The revelation came from IRS supervisory agent Gary Shapley’s typed notes following a Sept. 22, 2022, meeting between investigators and prosecutors, during which the Delaware US Attorney’s Office and the Justice Department’s Tax Division “made the decision not to charge until after the election.”
“They said why should they shoot themselves in the foot by charging before,” Shapley wrote in his notes from that day.
The message was relayed to the investigative team by Assistant US Attorney Lesley Wolf, Shapley wrote in an affidavit dated Sept. 20, 2023.
“AUSA Wolf revealed prosecutors had decided not to charge the case until after the midterm election so as not to shoot themselves in the foot – even though they were not being directed by Justice Department headquarters to pause overt activity,” he stated in the document.
It is unclear what prosecutors meant by “shoot themselves in the foot.”
The notes were released Wednesday by the House Ways and Means Committee as part of a 700-page batch of documents, messages and emails from the five-year-long probe of Hunter, now 53.
After the learning of prosecutors’ decision to wait until the elections were completed, Shapley made a series of objections by email and in meetings, according to the documents.
That continued until he and fellow whistleblower IRS Special Agent Joseph Ziegler were abruptly taken off the case this past May “at the request of Delaware USAO and DOJ.”
According to Shapley, other members of the investigative unit, including Baltimore FBI Special Agent in Charge Tom Sobocinski and FBI Assistant Agent in Charge Ryeshia Holley, also raised “major concerns about the delays, decision-making and lack of resolution in this case.”
In a May 15 meeting, Shapely alleged that the prosecutor’s request to replace he and Ziegler “seemed nefarious … since the original team raised contemporaneous unethical conduct by the prosecutors that could simply be brushed over by DOJ with the new team,” according to his notes taken that day.

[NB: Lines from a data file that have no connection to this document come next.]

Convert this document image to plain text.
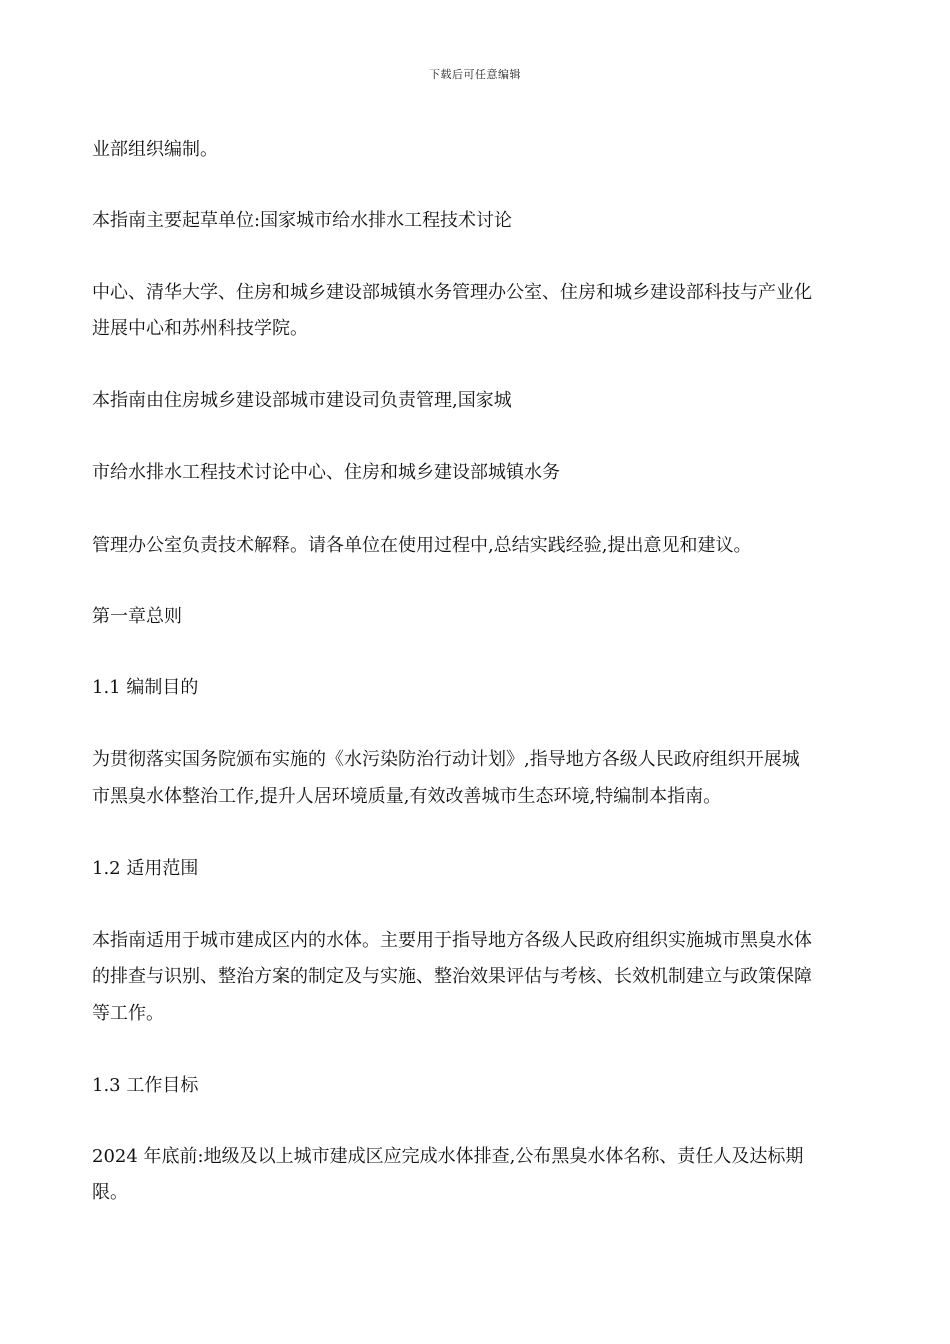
下载后可任意编辑

业部组织编制。

本指南主要起草单位:国家城市给水排水工程技术讨论

中心、清华大学、住房和城乡建设部城镇水务管理办公室、住房和城乡建设部科技与产业化

进展中心和苏州科技学院。

本指南由住房城乡建设部城市建设司负责管理,国家城

市给水排水工程技术讨论中心、住房和城乡建设部城镇水务

管理办公室负责技术解释。请各单位在使用过程中,总结实践经验,提出意见和建议。

第一章总则

1.1 编制目的

为贯彻落实国务院颁布实施的《水污染防治行动计划》,指导地方各级人民政府组织开展城

市黑臭水体整治工作,提升人居环境质量,有效改善城市生态环境,特编制本指南。

1.2 适用范围

本指南适用于城市建成区内的水体。主要用于指导地方各级人民政府组织实施城市黑臭水体

的排查与识别、整治方案的制定及与实施、整治效果评估与考核、长效机制建立与政策保障

等工作。

1.3 工作目标

2024 年底前:地级及以上城市建成区应完成水体排查,公布黑臭水体名称、责任人及达标期

限。
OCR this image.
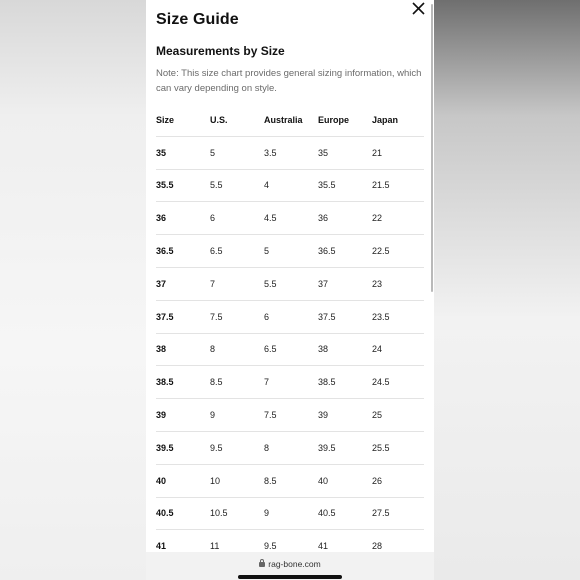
Size Guide
Measurements by Size

Note: This size chart provides general sizing information, which can vary depending on style.

Size	U.S.	Australia	Europe	Japan
35	5	3.5	35	21
35.5	5.5	4	35.5	21.5
36	6	4.5	36	22
36.5	6.5	5	36.5	22.5
37	7	5.5	37	23
37.5	7.5	6	37.5	23.5
38	8	6.5	38	24
38.5	8.5	7	38.5	24.5
39	9	7.5	39	25
39.5	9.5	8	39.5	25.5
40	10	8.5	40	26
40.5	10.5	9	40.5	27.5
41	11	9.5	41	28
rag-bone.com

“[I] stated that [I] had been providing updates to IRS-[Criminal Investigation] leadership since at least June of 2020 that provided specific examples of Delaware USAO and DOJ being unethical, inappropriate and providing preferential treatment to the subject,” Shapley wrote.
“[I] stated that if they simply do what those parties requested without taking into consideration that they are not acting appropriately,” he added, “that IRS-CI would be complicit in the unethical conduct by Delaware USAO and DOJ.”